After a walk in the park with Chloe, my four-legged companion, we had our post pic-nic and wine (Chloe had water) at home due to the city codes regarding alcohol - - and besides, rain was on the way. A nosh from an assortment of charcuterie and imported cheese, a few nibbles of pecans with a glaze tasting similiar to pecan pie filling, and crisp bites of juicy Asian pear slices, along with my wine of choice.

100% Cabernet Franc is one of my favorite varietals for rose' and Steve Brooks from Trust Cellars Rose - 2007 has produced such a glorious pink wine. It's a full bodied wine showing flavors of cherry pie and spicy notes of cinnamon. Mmm...like cherry pie out of the oven! The spiciness of the flavors and the cool temperature of the wine was such a perfect match with the selection of salami and cheese and seemed to add a tart, yet extra juicy flavor to my mouthful of crunchy fruit and nuts.

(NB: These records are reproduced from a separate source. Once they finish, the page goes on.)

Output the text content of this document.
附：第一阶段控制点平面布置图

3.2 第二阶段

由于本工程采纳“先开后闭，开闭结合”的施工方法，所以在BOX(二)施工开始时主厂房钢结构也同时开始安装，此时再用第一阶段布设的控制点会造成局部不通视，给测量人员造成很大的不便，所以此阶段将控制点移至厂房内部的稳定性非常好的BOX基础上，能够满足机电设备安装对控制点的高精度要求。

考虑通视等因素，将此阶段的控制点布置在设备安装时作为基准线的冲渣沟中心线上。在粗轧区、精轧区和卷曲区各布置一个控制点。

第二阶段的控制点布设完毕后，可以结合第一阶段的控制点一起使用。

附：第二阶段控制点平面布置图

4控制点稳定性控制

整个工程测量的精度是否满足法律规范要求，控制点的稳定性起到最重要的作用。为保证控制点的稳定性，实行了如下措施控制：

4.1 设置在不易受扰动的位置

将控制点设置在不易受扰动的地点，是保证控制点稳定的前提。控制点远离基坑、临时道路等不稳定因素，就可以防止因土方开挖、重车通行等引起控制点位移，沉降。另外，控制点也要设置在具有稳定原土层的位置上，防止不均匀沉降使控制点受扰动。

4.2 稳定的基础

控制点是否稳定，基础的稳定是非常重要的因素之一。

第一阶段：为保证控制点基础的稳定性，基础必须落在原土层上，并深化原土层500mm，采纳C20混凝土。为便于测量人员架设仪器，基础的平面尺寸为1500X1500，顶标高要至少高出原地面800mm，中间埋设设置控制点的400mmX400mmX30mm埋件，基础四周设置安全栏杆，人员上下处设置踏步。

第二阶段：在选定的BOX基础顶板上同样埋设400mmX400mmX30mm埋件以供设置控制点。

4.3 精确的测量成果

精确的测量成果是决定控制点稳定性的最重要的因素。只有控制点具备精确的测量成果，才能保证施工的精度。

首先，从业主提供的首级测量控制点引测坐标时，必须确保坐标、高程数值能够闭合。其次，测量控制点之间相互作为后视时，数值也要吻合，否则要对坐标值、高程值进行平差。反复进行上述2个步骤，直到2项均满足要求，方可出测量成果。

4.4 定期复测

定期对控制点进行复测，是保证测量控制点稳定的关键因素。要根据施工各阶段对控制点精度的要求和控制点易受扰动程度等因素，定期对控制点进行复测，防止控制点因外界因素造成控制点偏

When I asked Steve if he had used the saignee method for his rose production, he looked amusingly shocked and laughed while telling me, "No," his rose' was the real deal! He had deliberately set out to make a rose and did not "bleed" out the juice from a fermenting Cabernet Franc to improve the original red wine. Yup, there's a good reason the name on this bottle of wine is "Trust." And Trust Rose' is a great example that rosados, rosatos, and roses' have caught on and they are no longer the "blush" that we use to know. Even the color of the wine in the glass is elegant, yet showing a bit of whimsy from the label. And no bother, now that summer is behind us, this refreshing bottle of pink will continue be a perfect match for the Thanksgiving turkey - - that is if one can leave it alone until the holidays! Cheers!